Auf Wikipedia heißt es über die 2010 gestorbene Eisbärendompteuse Ursula Böttcher: „Sie war nur 1,58 Meter groß und die erste und einzige Frau weltweit, die in einer Manege Dressuren mit Eisbären zeigte (die z. T. mehr als doppelt so groß waren).“ Sie trat dabei mit bis zu zwölf Tieren gleichzeitig auf. Berühmt wurde sie für den sogenannten „Todeskuss“ (der auf einer DDR-Briefmarke abgebildet wurde). Er bestand darin, dass sie einen Eisbären von Mund zu Mund mit einem Stück Fleisch fütterte. In den USA wurde sie als „Princess of Bears“ gefeiert. Sie wurde mit mehreren Zirkus-Preisen ausgezeichnet und bekam den Nationalpreis der DDR.

In der „Ruhmeshalle“ des internationalen Artistenmuseums Klosterfelde sind einige Requisiten und Fotos von ihr ausgestellt – dazu ihr ausgestopfter „legendärer Eisbär ‚Nordpol‘“. Als sie einmal beim Tanz mit der Eisbärin Nixe von dieser zu Boden geworfen und in die Schulter gebissen wurde, rettete ihr Assistent ihr das Leben, aber sie machte sofort weiter und ging erst nach der Vorstellung ins Krankenhaus: „Man darf so etwas nicht durchgehen lassen. Wenn das Tier merkt, dass es seinen Willen behaupten kann, ist es für diese Arbeit verloren.“ Ein Dompteur muss über dem Alphatier stehen. Das „Superalphatier“ in einer Eisbärengruppe zu sein, ist besonders schwierig, weil Bären in optischer und akustischer Hinsicht extrem ausdrucksarm für uns sind. Dennoch und trotz aller Angriffe und Fehlinterpretationen darf beim Dompteur keine Angst aufkommen. Darin besteht laut dem Zürcher Zoodirektor Heini Hediger „das wesentliche ‚Geheimnis‘ von Ursula Böttcher im Umgang mit den sie hoch überragenden arktischen Riesen“.

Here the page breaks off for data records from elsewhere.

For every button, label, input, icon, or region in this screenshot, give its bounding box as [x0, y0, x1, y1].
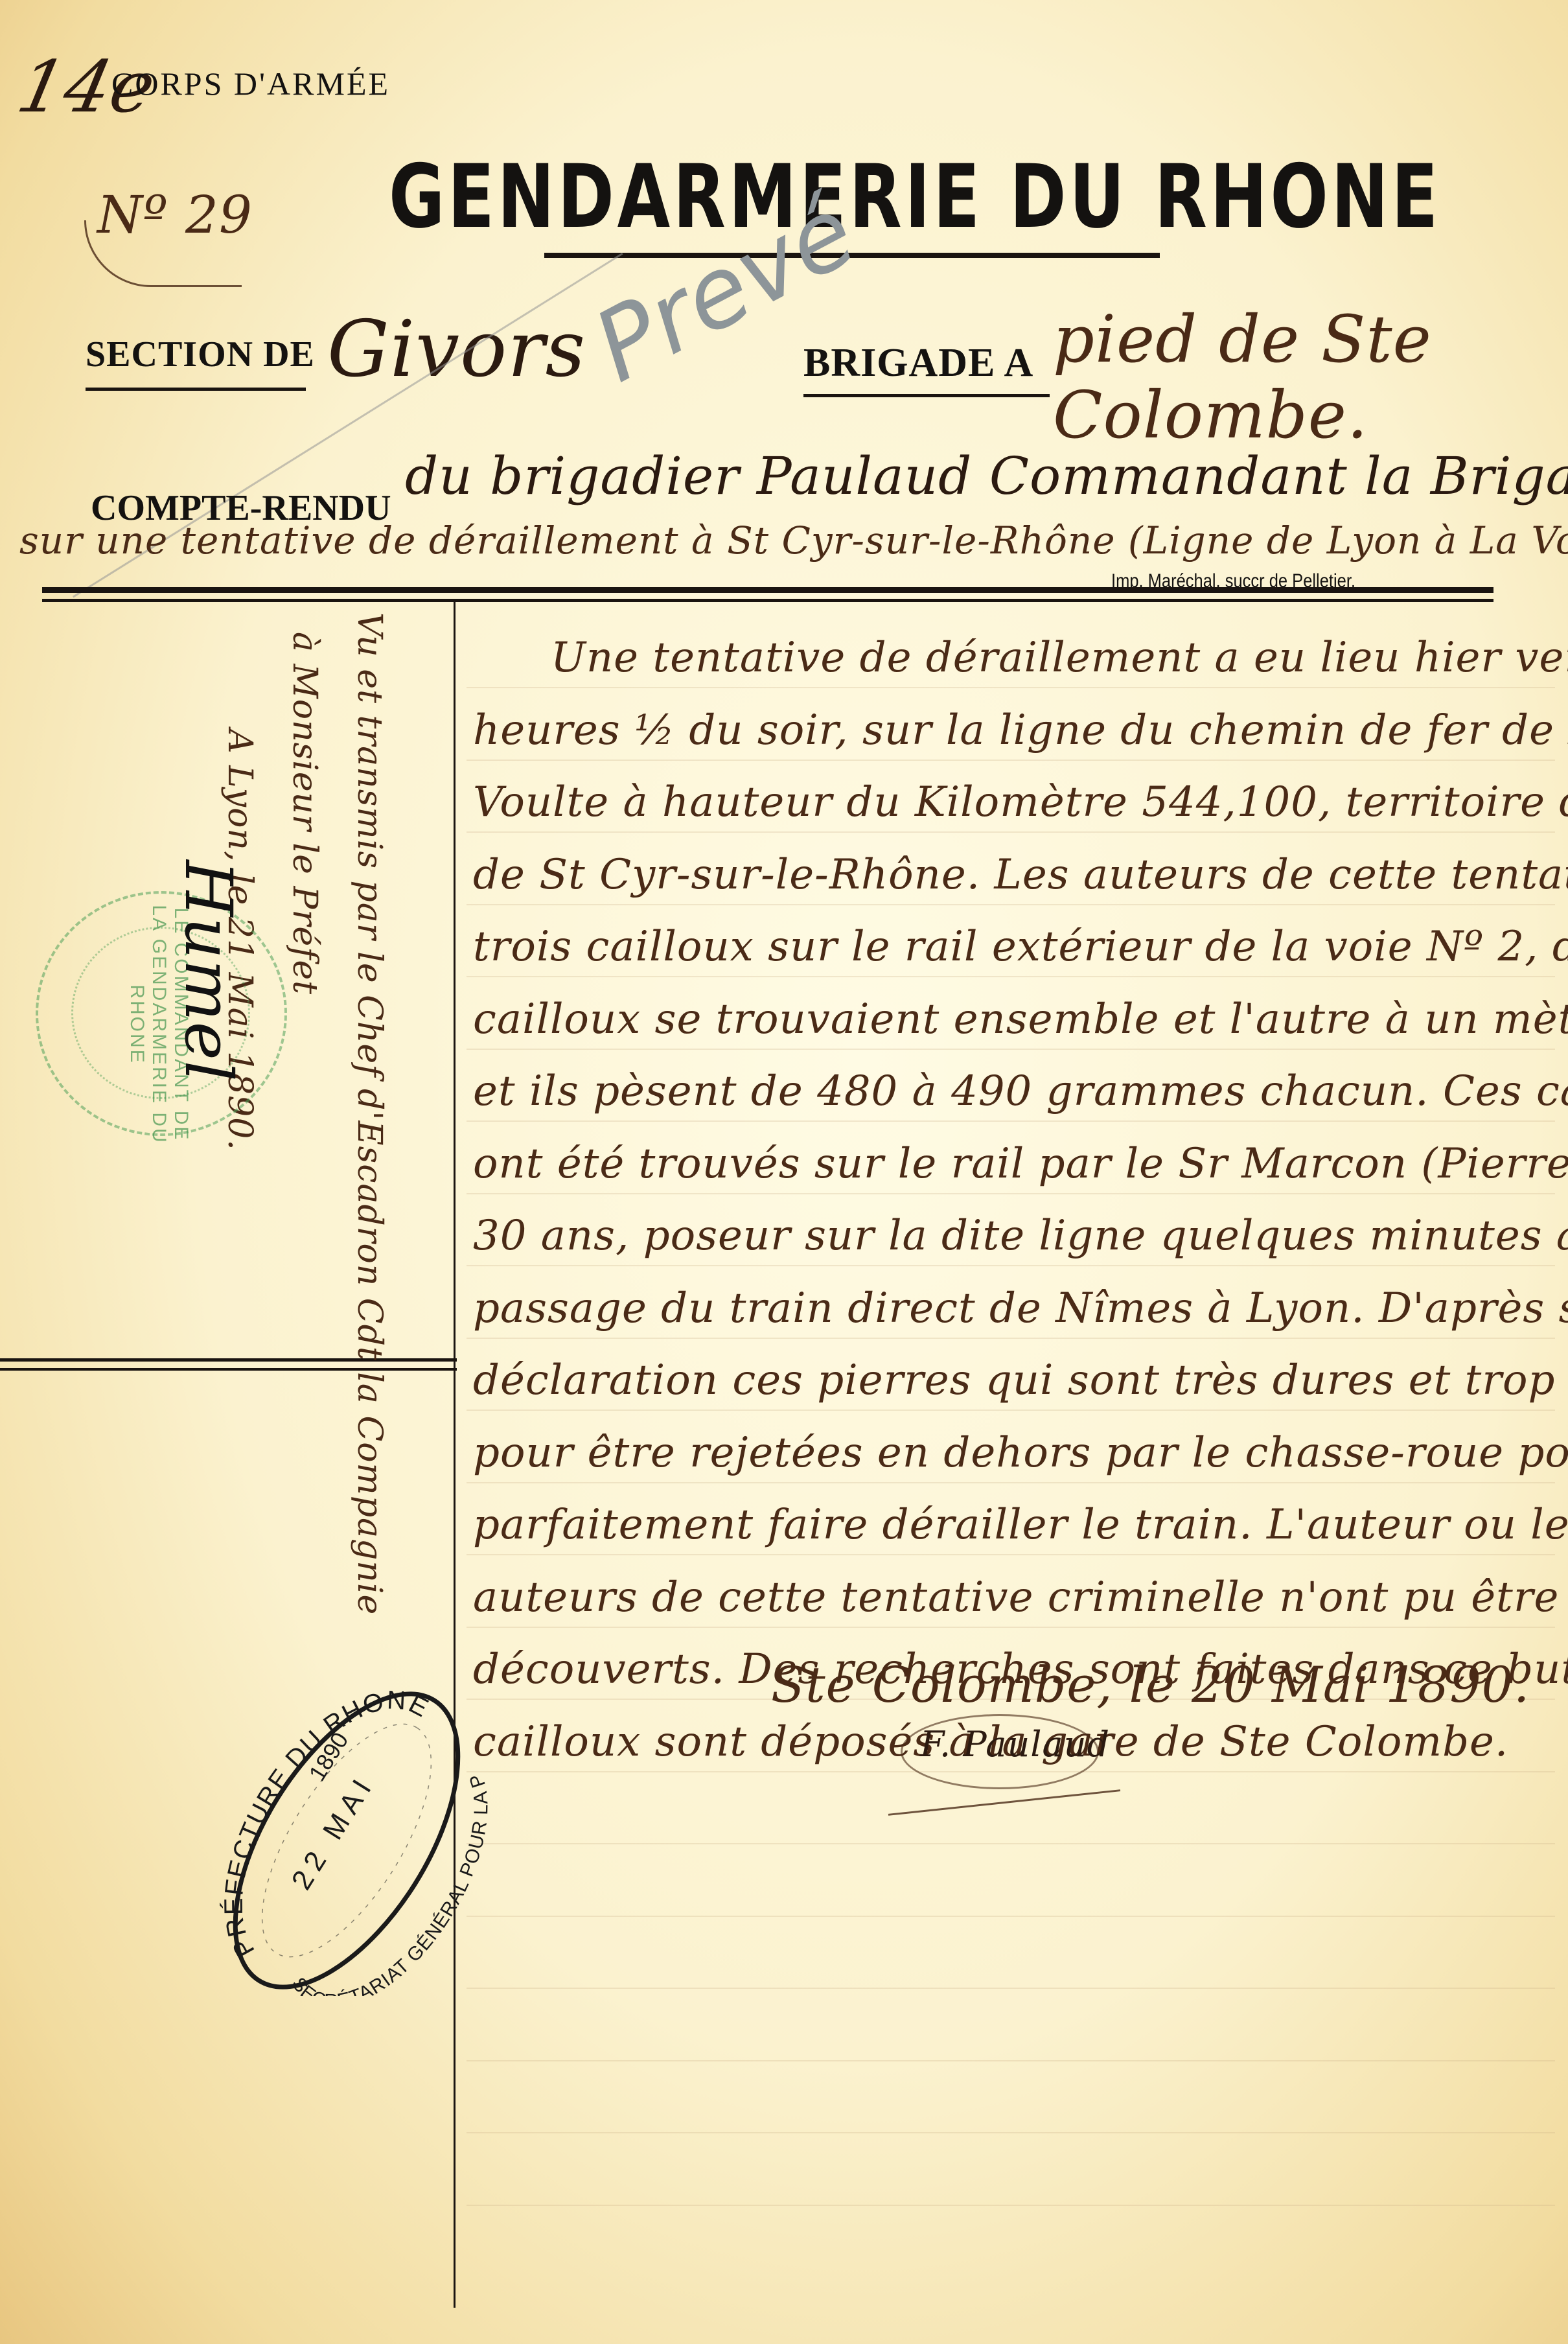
report-author-line: du brigadier Paulaud Commandant la Briga…: [405, 446, 1568, 506]
brigade-underline: [803, 394, 1050, 397]
section-value: Givors: [327, 305, 586, 395]
ruled-line: [467, 1843, 1555, 1844]
dossier-flourish: [84, 220, 242, 287]
prefecture-stamp-oval: PRÉFECTURE DU RHONE SECRÉTARIAT GÉNÉRAL …: [194, 1685, 499, 1996]
body-line: parfaitement faire dérailler le train. L…: [473, 1489, 1549, 1562]
page-title: GENDARMERIE DU RHONE: [389, 146, 1441, 248]
ruled-line: [467, 1988, 1555, 1989]
body-line: cailloux se trouvaient ensemble et l'aut…: [473, 984, 1549, 1056]
report-body: Une tentative de déraillement a eu lieu …: [473, 622, 1549, 1778]
brigade-value: pied de Ste Colombe.: [1053, 301, 1568, 453]
prefecture-received-stamp: PRÉFECTURE DU RHONE SECRÉTARIAT GÉNÉRAL …: [194, 1685, 499, 1996]
section-underline: [86, 388, 306, 391]
date-line: Ste Colombe, le 20 Mai 1890.: [771, 1656, 1530, 1713]
corps-label: CORPS D'ARMÉE: [111, 65, 390, 102]
body-line: auteurs de cette tentative criminelle n'…: [473, 1562, 1549, 1634]
body-line: trois cailloux sur le rail extérieur de …: [473, 911, 1549, 984]
body-line: heures ½ du soir, sur la ligne du chemin…: [473, 695, 1549, 767]
body-line: ont été trouvés sur le rail par le Sr Ma…: [473, 1128, 1549, 1201]
brigade-label: BRIGADE A: [803, 340, 1033, 386]
prefecture-stamp-day-month: 22 MAI: [286, 1769, 381, 1895]
ruled-line: [467, 2132, 1555, 2133]
body-line: passage du train direct de Nîmes à Lyon.…: [473, 1273, 1549, 1345]
margin-note-line: Vu et transmis par le Chef d'Escadron Cd…: [337, 612, 402, 1338]
body-line: déclaration ces pierres qui sont très du…: [473, 1345, 1549, 1417]
section-label: SECTION DE: [86, 334, 315, 375]
body-line: de St Cyr-sur-le-Rhône. Les auteurs de c…: [473, 839, 1549, 912]
body-line: Voulte à hauteur du Kilomètre 544,100, t…: [473, 767, 1549, 839]
body-line: Une tentative de déraillement a eu lieu …: [473, 622, 1549, 695]
header-double-rule-top: [42, 587, 1493, 593]
signature-underline: [888, 1789, 1120, 1816]
body-line: 30 ans, poseur sur la dite ligne quelque…: [473, 1200, 1549, 1273]
body-line: pour être rejetées en dehors par le chas…: [473, 1417, 1549, 1490]
ruled-line: [467, 2060, 1555, 2061]
ruled-line: [467, 1916, 1555, 1917]
report-subject-line: sur une tentative de déraillement à St C…: [19, 518, 1568, 563]
ruled-line: [467, 2205, 1555, 2206]
signature: F. Paulaud: [920, 1724, 1110, 1765]
commander-signature: Humel: [170, 860, 246, 1082]
margin-note-line: à Monsieur le Préfet: [272, 612, 337, 1338]
column-divider: [454, 600, 455, 2308]
body-line: et ils pèsent de 480 à 490 grammes chacu…: [473, 1056, 1549, 1128]
header-double-rule-bottom: [42, 599, 1493, 602]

Inzwischen befragt man nicht nur Zoos und Zirkusse im Hinblick auf ihre artgerechte Haltung der Tiere. Die Frankfurter Rundschau fragte den für seine Tierdokumentationen geadelten Regisseur David Attenborough, ob seine „Arbeitsmethoden“ denen seines Bruders, des Spielfilmregisseurs Richard, ähneln würden. Attenborough antwortete: „Wir sind vollkommen verschieden. Er erfindet Geschichten, während ich Geschichten filme“ – oder filmen lasse: Nachdem er in einem Interview zugegeben hatte, die im Zoo gefilmte Geburt eines Eisbären in eine Sendung eingebaut zu haben, die diese Tiere in der arktischen Wildnis zeigte, war es zu einem „Attenborough-Skandal“ gekommen.

Der des Betrugs Bezichtigte verteidigte jedoch nicht nur seine Täuschung, sondern gab gleich noch weitere zu. Die Tierfilmproduzenten sprangen ihm bei: Seine „Eisbären-Methode“ entspreche den „Redaktionsanforderungen“, sie sei „Standard“ bei der Produktion von „Natural-History-Programmen“. Wahrscheinlich haben wir es bald nur noch mit Fake-Eisbären zu tun.